413: Bears and Babies - How we Force Others to Change Instead of Changing Ourselves

I've been looking at an interesting point the last few days:

Where I live is outside any major city... about 2 hours north of Vancouver. I live in Whistler, a ski/mountain resort town in the middle of the mountains off of the West Coast in British Colombia, Canada. Quite a different environment from where I grew up, which was Minneapolis. A major city in the mid-west of the US, where we lived in specifically designed neighborhoods with re-planted trees along the blocks that somewhat shielding you from your neighbor’s upstairs windows. In that, were alleyways. And in these alleyways is where you would put all your trash accumulated in your house. You put your trash in a bag, you put the bag into your own little dumpster in the back of your house, and once a week the garbage man comes to collect it.

That is not how it rolls here in Whistler. We live along side the bears and so no way can you leave trash sitting out waiting for someone to pick it up. To think, you have to actually bring it to the site in which all garbage in Whistler is collected. This is obviously because if the trash were to be put out in the yards, bears would be coming around more often than they already do make appearances without it.

The interesting point is soon to be revealed...
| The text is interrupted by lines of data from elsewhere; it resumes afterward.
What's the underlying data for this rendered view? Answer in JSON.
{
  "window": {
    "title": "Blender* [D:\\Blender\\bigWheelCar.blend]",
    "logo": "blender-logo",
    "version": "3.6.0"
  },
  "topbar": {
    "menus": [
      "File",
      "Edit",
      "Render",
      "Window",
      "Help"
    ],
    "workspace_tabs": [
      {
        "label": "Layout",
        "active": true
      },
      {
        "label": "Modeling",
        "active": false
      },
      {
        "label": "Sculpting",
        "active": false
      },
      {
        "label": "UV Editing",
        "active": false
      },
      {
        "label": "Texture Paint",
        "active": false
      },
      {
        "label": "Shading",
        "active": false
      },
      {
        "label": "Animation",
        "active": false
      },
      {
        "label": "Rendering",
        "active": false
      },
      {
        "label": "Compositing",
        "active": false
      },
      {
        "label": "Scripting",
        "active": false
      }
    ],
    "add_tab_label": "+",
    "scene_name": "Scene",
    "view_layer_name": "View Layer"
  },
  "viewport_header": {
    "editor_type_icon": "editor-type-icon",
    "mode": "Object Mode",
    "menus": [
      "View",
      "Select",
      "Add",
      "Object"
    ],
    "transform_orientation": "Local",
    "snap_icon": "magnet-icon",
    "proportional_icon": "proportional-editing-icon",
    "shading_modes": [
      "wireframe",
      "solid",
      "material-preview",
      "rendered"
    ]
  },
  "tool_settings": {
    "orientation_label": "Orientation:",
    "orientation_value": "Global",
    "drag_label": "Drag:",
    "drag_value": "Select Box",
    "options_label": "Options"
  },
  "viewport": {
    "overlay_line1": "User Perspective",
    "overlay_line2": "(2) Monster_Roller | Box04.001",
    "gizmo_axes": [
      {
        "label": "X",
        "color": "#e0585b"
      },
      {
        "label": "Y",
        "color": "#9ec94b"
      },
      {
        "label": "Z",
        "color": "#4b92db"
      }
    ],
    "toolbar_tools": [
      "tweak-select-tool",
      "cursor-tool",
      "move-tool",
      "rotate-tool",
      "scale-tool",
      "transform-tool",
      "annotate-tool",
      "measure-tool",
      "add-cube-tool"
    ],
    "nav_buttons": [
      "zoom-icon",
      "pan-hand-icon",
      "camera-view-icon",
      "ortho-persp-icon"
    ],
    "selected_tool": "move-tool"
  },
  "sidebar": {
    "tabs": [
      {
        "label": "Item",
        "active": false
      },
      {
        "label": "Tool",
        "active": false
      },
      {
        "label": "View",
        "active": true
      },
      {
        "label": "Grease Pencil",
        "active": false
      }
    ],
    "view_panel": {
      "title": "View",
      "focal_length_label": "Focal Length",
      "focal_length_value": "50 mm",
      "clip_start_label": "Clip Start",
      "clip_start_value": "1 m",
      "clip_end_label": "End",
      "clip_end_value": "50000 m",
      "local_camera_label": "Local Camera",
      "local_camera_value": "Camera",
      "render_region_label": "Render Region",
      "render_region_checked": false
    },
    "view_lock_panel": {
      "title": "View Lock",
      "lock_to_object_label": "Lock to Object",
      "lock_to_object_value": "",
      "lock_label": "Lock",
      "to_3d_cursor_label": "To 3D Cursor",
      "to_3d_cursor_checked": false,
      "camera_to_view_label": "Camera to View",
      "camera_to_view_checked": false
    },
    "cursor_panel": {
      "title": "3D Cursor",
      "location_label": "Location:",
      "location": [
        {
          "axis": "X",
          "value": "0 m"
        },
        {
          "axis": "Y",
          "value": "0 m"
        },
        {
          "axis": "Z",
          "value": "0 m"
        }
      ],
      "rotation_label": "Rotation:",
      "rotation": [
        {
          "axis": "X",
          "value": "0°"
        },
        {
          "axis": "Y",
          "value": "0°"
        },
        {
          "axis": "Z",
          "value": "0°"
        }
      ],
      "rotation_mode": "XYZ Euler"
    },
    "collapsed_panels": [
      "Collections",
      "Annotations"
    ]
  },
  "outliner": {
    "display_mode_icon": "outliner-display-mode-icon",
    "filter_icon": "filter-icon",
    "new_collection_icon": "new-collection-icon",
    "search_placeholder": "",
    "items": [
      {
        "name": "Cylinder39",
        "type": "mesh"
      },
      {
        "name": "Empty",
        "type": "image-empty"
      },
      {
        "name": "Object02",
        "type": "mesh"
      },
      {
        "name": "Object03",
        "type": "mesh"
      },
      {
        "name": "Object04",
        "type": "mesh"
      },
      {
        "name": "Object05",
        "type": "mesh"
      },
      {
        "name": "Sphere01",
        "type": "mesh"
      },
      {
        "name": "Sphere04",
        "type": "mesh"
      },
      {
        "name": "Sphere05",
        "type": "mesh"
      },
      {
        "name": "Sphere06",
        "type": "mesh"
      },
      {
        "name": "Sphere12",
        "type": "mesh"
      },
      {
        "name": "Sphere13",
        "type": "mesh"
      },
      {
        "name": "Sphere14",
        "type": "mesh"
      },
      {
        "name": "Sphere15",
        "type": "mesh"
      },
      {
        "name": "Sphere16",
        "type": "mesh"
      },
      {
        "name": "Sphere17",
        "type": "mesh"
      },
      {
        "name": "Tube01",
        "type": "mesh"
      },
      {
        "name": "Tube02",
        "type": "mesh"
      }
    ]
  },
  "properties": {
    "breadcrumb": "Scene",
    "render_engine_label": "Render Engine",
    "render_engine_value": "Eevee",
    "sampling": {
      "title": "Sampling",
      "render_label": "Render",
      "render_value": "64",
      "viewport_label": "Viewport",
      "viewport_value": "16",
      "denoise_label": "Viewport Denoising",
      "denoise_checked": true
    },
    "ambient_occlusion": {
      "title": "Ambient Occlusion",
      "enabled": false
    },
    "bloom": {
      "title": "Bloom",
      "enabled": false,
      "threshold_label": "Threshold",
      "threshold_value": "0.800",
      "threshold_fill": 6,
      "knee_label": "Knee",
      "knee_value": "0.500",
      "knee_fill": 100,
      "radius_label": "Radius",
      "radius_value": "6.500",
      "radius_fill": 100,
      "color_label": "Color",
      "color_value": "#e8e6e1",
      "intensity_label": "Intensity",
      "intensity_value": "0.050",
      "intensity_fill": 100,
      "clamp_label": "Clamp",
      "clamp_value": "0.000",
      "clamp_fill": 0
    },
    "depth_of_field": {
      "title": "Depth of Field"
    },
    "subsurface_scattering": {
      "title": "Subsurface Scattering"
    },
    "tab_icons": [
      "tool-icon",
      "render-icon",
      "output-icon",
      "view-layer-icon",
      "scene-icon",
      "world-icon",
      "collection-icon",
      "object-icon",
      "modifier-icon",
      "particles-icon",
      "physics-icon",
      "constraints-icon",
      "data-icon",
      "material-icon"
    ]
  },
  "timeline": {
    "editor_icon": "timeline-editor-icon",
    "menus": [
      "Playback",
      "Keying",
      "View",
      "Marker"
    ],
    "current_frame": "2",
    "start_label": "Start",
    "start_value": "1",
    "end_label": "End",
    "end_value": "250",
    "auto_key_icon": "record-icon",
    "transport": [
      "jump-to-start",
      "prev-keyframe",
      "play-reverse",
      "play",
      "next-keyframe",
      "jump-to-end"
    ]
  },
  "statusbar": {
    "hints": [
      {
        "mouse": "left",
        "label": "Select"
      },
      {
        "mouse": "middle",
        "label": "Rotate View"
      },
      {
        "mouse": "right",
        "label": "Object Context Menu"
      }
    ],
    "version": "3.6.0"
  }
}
After listening to a fellow destonian's vlog regarding her visit to her hometown, which is in a city in Belgium, and the differences she noticed from there and from the farm lifestyle she was living/coming from, she brought up one interesting point. The point about children, and how usually it goes that the child is forced to adapt or adjust to ‘our’ environment and they learn the ‘do’s’ and ‘don’t’s’ and they are basically guided to move and behave in a particular environment that WE want them to behave in… basically making the child adjust to our environment. Though what this vlogger was sharing is how when her nephew, Cesar, was born, they adjusted their environment so that Cesar could explore and develop and expand within his own life. So rather than him being forced to mold into a particular ‘way of life’ of how others (adults) wanted him to move, as constantly telling him, 'no, don't do that, don't go there', and inhibit how he interacts with his environment, they instead secured/changed his environment to be a place where he could safely and with support, do what he would like, to explore, investigate and learn without any limitations imposed on him as how ‘life should be’ as how the adults decided he should interact and exist within the environment. And I thought this was such an awesome point – imagine – an environment being changed so that a child could grow without limitation, rather than the child learning the limitations of their environment, imposed on him from the generation gone before.
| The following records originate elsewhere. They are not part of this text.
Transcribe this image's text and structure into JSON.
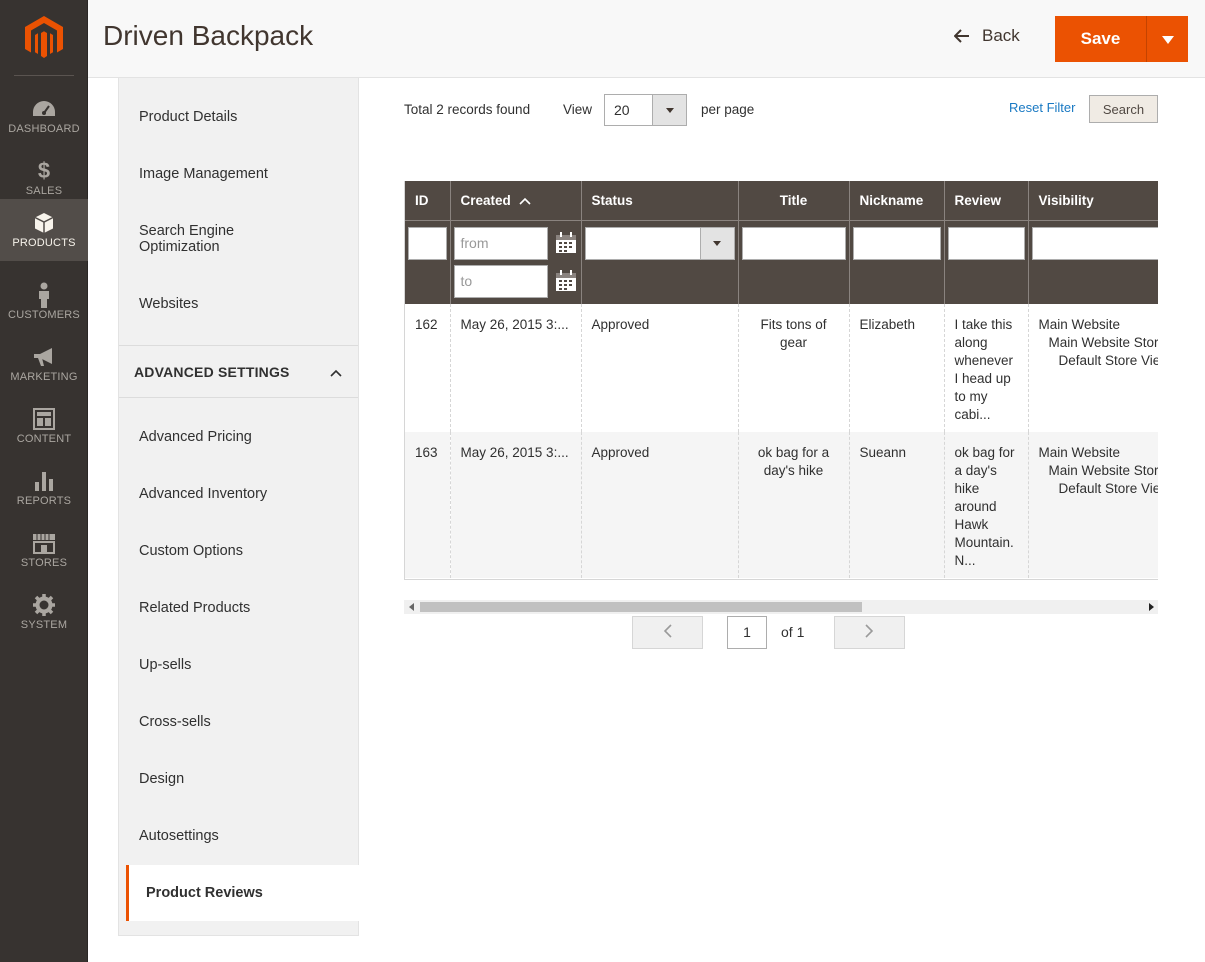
{
  "header": {
    "title": "Driven Backpack",
    "back_label": "Back",
    "save_label": "Save"
  },
  "admin_nav": [
    {
      "label": "DASHBOARD",
      "icon": "dashboard-icon"
    },
    {
      "label": "SALES",
      "icon": "dollar-icon"
    },
    {
      "label": "PRODUCTS",
      "icon": "box-icon",
      "active": true
    },
    {
      "label": "CUSTOMERS",
      "icon": "person-icon"
    },
    {
      "label": "MARKETING",
      "icon": "megaphone-icon"
    },
    {
      "label": "CONTENT",
      "icon": "layout-icon"
    },
    {
      "label": "REPORTS",
      "icon": "bar-chart-icon"
    },
    {
      "label": "STORES",
      "icon": "storefront-icon"
    },
    {
      "label": "SYSTEM",
      "icon": "gear-icon"
    }
  ],
  "sidebar": {
    "items_top": [
      "Product Details",
      "Image Management",
      "Search Engine Optimization",
      "Websites"
    ],
    "section_title": "ADVANCED SETTINGS",
    "items_advanced": [
      "Advanced Pricing",
      "Advanced Inventory",
      "Custom Options",
      "Related Products",
      "Up-sells",
      "Cross-sells",
      "Design",
      "Autosettings",
      "Product Reviews"
    ],
    "active": "Product Reviews"
  },
  "toolbar": {
    "records": "Total 2 records found",
    "view_label": "View",
    "per_page_value": "20",
    "per_page_label": "per page",
    "reset_filter": "Reset Filter",
    "search": "Search"
  },
  "grid": {
    "columns": [
      "ID",
      "Created",
      "Status",
      "Title",
      "Nickname",
      "Review",
      "Visibility"
    ],
    "filters": {
      "from_placeholder": "from",
      "to_placeholder": "to"
    },
    "rows": [
      {
        "id": "162",
        "created": "May 26, 2015 3:...",
        "status": "Approved",
        "title": "Fits tons of gear",
        "nickname": "Elizabeth",
        "review": "I take this along whenever I head up to my cabi...",
        "visibility": [
          "Main Website",
          "Main Website Store",
          "Default Store View"
        ]
      },
      {
        "id": "163",
        "created": "May 26, 2015 3:...",
        "status": "Approved",
        "title": "ok bag for a day's hike",
        "nickname": "Sueann",
        "review": "ok bag for a day's hike around Hawk Mountain. N...",
        "visibility": [
          "Main Website",
          "Main Website Store",
          "Default Store View"
        ]
      }
    ]
  },
  "pager": {
    "current": "1",
    "of_label": "of 1"
  },
  "colors": {
    "accent": "#eb5202",
    "nav_bg": "#373330",
    "grid_header": "#514943",
    "link": "#1979c3"
  }
}
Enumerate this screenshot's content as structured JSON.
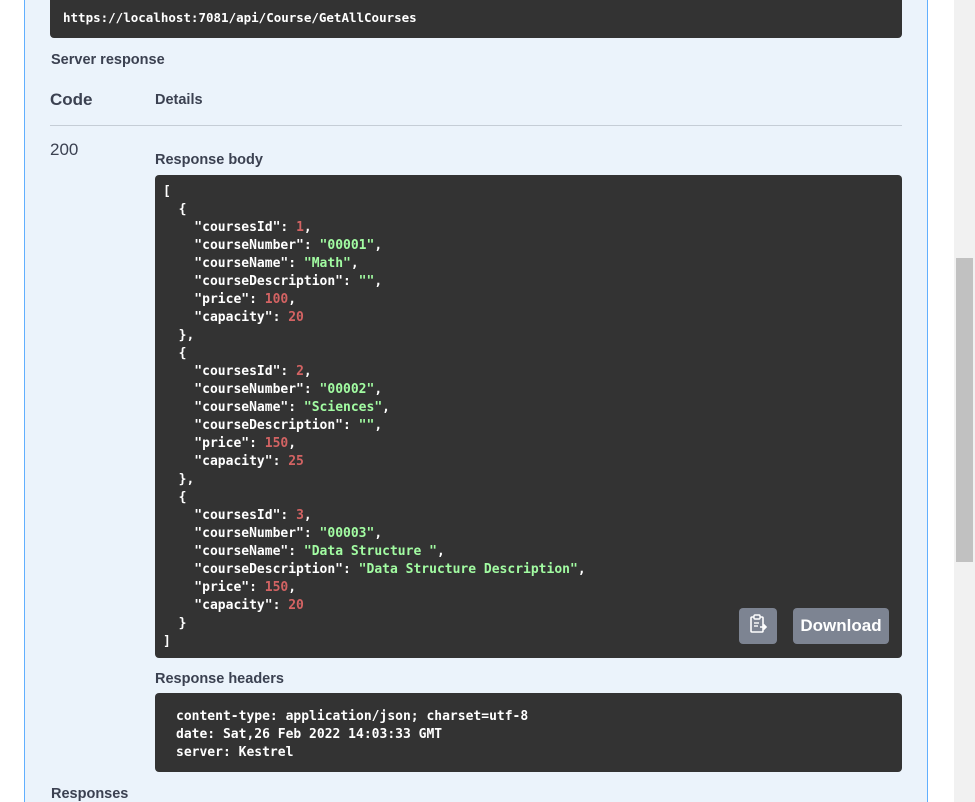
{
  "request_url": "https://localhost:7081/api/Course/GetAllCourses",
  "server_response_label": "Server response",
  "table": {
    "code_header": "Code",
    "details_header": "Details",
    "code_value": "200"
  },
  "response_body": {
    "label": "Response body",
    "lines": [
      [
        {
          "t": "[",
          "c": "p"
        }
      ],
      [
        {
          "t": "  {",
          "c": "p"
        }
      ],
      [
        {
          "t": "    \"coursesId\"",
          "c": "k"
        },
        {
          "t": ": ",
          "c": "p"
        },
        {
          "t": "1",
          "c": "n"
        },
        {
          "t": ",",
          "c": "p"
        }
      ],
      [
        {
          "t": "    \"courseNumber\"",
          "c": "k"
        },
        {
          "t": ": ",
          "c": "p"
        },
        {
          "t": "\"00001\"",
          "c": "s"
        },
        {
          "t": ",",
          "c": "p"
        }
      ],
      [
        {
          "t": "    \"courseName\"",
          "c": "k"
        },
        {
          "t": ": ",
          "c": "p"
        },
        {
          "t": "\"Math\"",
          "c": "s"
        },
        {
          "t": ",",
          "c": "p"
        }
      ],
      [
        {
          "t": "    \"courseDescription\"",
          "c": "k"
        },
        {
          "t": ": ",
          "c": "p"
        },
        {
          "t": "\"\"",
          "c": "s"
        },
        {
          "t": ",",
          "c": "p"
        }
      ],
      [
        {
          "t": "    \"price\"",
          "c": "k"
        },
        {
          "t": ": ",
          "c": "p"
        },
        {
          "t": "100",
          "c": "n"
        },
        {
          "t": ",",
          "c": "p"
        }
      ],
      [
        {
          "t": "    \"capacity\"",
          "c": "k"
        },
        {
          "t": ": ",
          "c": "p"
        },
        {
          "t": "20",
          "c": "n"
        }
      ],
      [
        {
          "t": "  },",
          "c": "p"
        }
      ],
      [
        {
          "t": "  {",
          "c": "p"
        }
      ],
      [
        {
          "t": "    \"coursesId\"",
          "c": "k"
        },
        {
          "t": ": ",
          "c": "p"
        },
        {
          "t": "2",
          "c": "n"
        },
        {
          "t": ",",
          "c": "p"
        }
      ],
      [
        {
          "t": "    \"courseNumber\"",
          "c": "k"
        },
        {
          "t": ": ",
          "c": "p"
        },
        {
          "t": "\"00002\"",
          "c": "s"
        },
        {
          "t": ",",
          "c": "p"
        }
      ],
      [
        {
          "t": "    \"courseName\"",
          "c": "k"
        },
        {
          "t": ": ",
          "c": "p"
        },
        {
          "t": "\"Sciences\"",
          "c": "s"
        },
        {
          "t": ",",
          "c": "p"
        }
      ],
      [
        {
          "t": "    \"courseDescription\"",
          "c": "k"
        },
        {
          "t": ": ",
          "c": "p"
        },
        {
          "t": "\"\"",
          "c": "s"
        },
        {
          "t": ",",
          "c": "p"
        }
      ],
      [
        {
          "t": "    \"price\"",
          "c": "k"
        },
        {
          "t": ": ",
          "c": "p"
        },
        {
          "t": "150",
          "c": "n"
        },
        {
          "t": ",",
          "c": "p"
        }
      ],
      [
        {
          "t": "    \"capacity\"",
          "c": "k"
        },
        {
          "t": ": ",
          "c": "p"
        },
        {
          "t": "25",
          "c": "n"
        }
      ],
      [
        {
          "t": "  },",
          "c": "p"
        }
      ],
      [
        {
          "t": "  {",
          "c": "p"
        }
      ],
      [
        {
          "t": "    \"coursesId\"",
          "c": "k"
        },
        {
          "t": ": ",
          "c": "p"
        },
        {
          "t": "3",
          "c": "n"
        },
        {
          "t": ",",
          "c": "p"
        }
      ],
      [
        {
          "t": "    \"courseNumber\"",
          "c": "k"
        },
        {
          "t": ": ",
          "c": "p"
        },
        {
          "t": "\"00003\"",
          "c": "s"
        },
        {
          "t": ",",
          "c": "p"
        }
      ],
      [
        {
          "t": "    \"courseName\"",
          "c": "k"
        },
        {
          "t": ": ",
          "c": "p"
        },
        {
          "t": "\"Data Structure \"",
          "c": "s"
        },
        {
          "t": ",",
          "c": "p"
        }
      ],
      [
        {
          "t": "    \"courseDescription\"",
          "c": "k"
        },
        {
          "t": ": ",
          "c": "p"
        },
        {
          "t": "\"Data Structure Description\"",
          "c": "s"
        },
        {
          "t": ",",
          "c": "p"
        }
      ],
      [
        {
          "t": "    \"price\"",
          "c": "k"
        },
        {
          "t": ": ",
          "c": "p"
        },
        {
          "t": "150",
          "c": "n"
        },
        {
          "t": ",",
          "c": "p"
        }
      ],
      [
        {
          "t": "    \"capacity\"",
          "c": "k"
        },
        {
          "t": ": ",
          "c": "p"
        },
        {
          "t": "20",
          "c": "n"
        }
      ],
      [
        {
          "t": "  }",
          "c": "p"
        }
      ],
      [
        {
          "t": "]",
          "c": "p"
        }
      ]
    ],
    "copy_icon": "clipboard-icon",
    "download_label": "Download"
  },
  "response_headers": {
    "label": "Response headers",
    "lines": [
      "content-type: application/json; charset=utf-8",
      "date: Sat,26 Feb 2022 14:03:33 GMT",
      "server: Kestrel"
    ]
  },
  "responses_label": "Responses",
  "colors": {
    "panel_bg": "#ebf3fb",
    "panel_border": "#61affe",
    "code_bg": "#333333",
    "json_string": "#a2fca2",
    "json_number": "#d36363",
    "button_bg": "#7d8492"
  }
}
And so after considering this point, I realized that is what we have here with the bears and the garbage. Instead of us moving into their environment, and expecting them to simply move aside and get out of our way, and so leave our trash on our curb as how we would like it… WE instead are put into the position to become responsible for our own trash, thus adapting to our environment where there is other life existing besides just us humans. And I thought what a cool point this is – to have to move my trash to the site myself. Instead of expecting the bears to adhere to how we would like our environment to be, as leaving our trash out and not having bears or other animals entering our environment, we rather adhere to the environment and habitat of the life around us.

Now obviously the consequences of us not would be more bear interactions and not necessarily something you should be asking for. Though in principle, it’s quite a cool point – humans actually taking responsibility for their own lifestyle and the waste they produce, and considering others around them, and the environment that does not need any more of our interference. So instead, like the example with Cesar, making the bears adapt, we instead adapt. Allow the bears to live without creating consequences for ourselves or them. Just like, let the child live, without imposing our own preferences onto them as the limitation within their environment – rather allow them freedom to explore and check things out and get to know what is here as their physical reality/environment; nourishing the human potential instead of imposing beliefs and ideas unto them of who they ‘should’ be and ‘how’ they should be.
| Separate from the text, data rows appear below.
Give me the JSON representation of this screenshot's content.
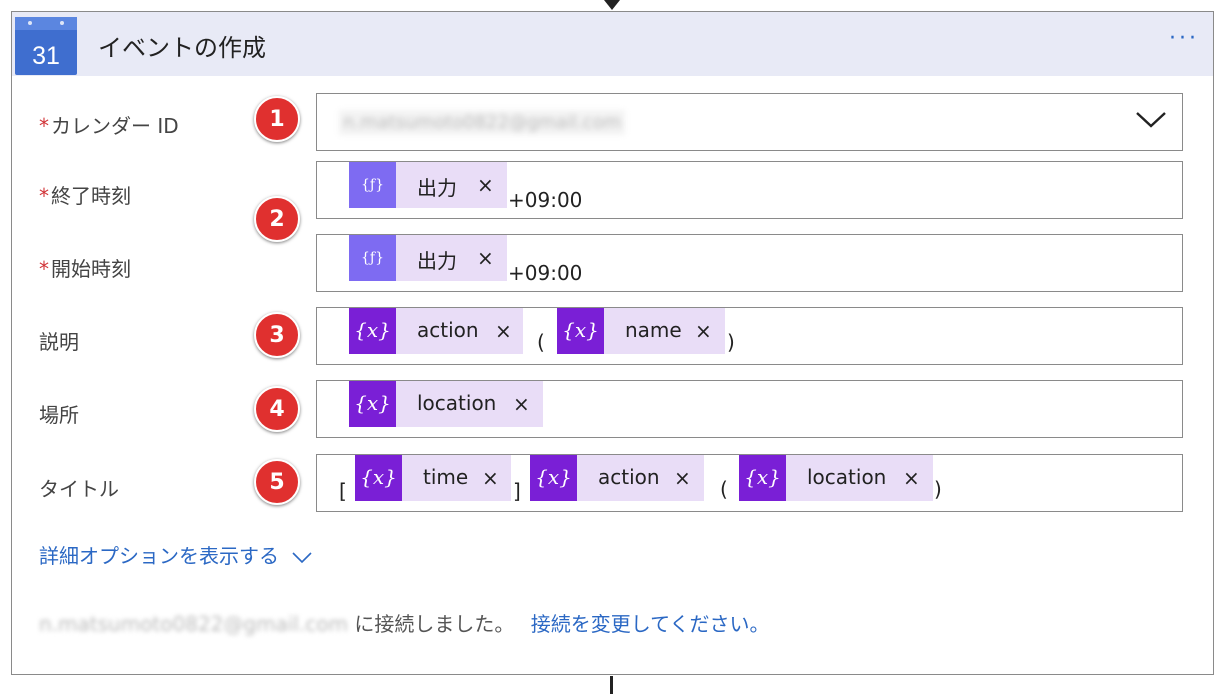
{
  "header": {
    "title": "イベントの作成",
    "more": "···"
  },
  "fields": {
    "calendar": {
      "label": "カレンダー ID",
      "required": true,
      "badge": "1",
      "value": "n.matsumoto0822@gmail.com"
    },
    "end_time": {
      "label": "終了時刻",
      "required": true,
      "token": "出力",
      "suffix": "+09:00"
    },
    "start_time": {
      "label": "開始時刻",
      "required": true,
      "token": "出力",
      "suffix": "+09:00"
    },
    "time_badge": "2",
    "description": {
      "label": "説明",
      "badge": "3",
      "token1": "action",
      "open": "(",
      "token2": "name",
      "close": ")"
    },
    "location": {
      "label": "場所",
      "badge": "4",
      "token": "location"
    },
    "title": {
      "label": "タイトル",
      "badge": "5",
      "open_bracket": "[",
      "token1": "time",
      "close_bracket": "]",
      "token2": "action",
      "open": "(",
      "token3": "location",
      "close": ")"
    }
  },
  "required_mark": "*",
  "close_symbol": "×",
  "var_icon_symbol": "{x}",
  "expr_icon_symbol": "{ƒ}",
  "calendar_icon_number": "31",
  "advanced_options": "詳細オプションを表示する",
  "connection": {
    "email": "n.matsumoto0822@gmail.com",
    "text": "に接続しました。",
    "change_link": "接続を変更してください。"
  },
  "colors": {
    "header_bg": "#e8eaf6",
    "badge": "#e0302f",
    "link": "#2b68c4",
    "var_token": "#7a1fd6",
    "expr_token": "#7e6bf2",
    "token_bg": "#e9ddf7"
  }
}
It’s interesting because it’s as if we, adults, don’t like change, and to think something may come into our routine/living space and force us to change it, we absolutely resist it. Yet we force a child to change, and we force the animal kingdom to change and move according to our will. And our will lacks common sense and a best for all approach to the way of life on Earth.

So just a point to consider – when do you impose ‘your way’ unto others without considering what you are inhibiting in them, or where do you resist changing your ways simply because they are ‘your way’ and apparently right? Have you ever stopped, and considered another’s opinion or perspective or suggestion? Have you ever considered changing yourself before expecting others/animals/the earth to change/bend/mold to your way?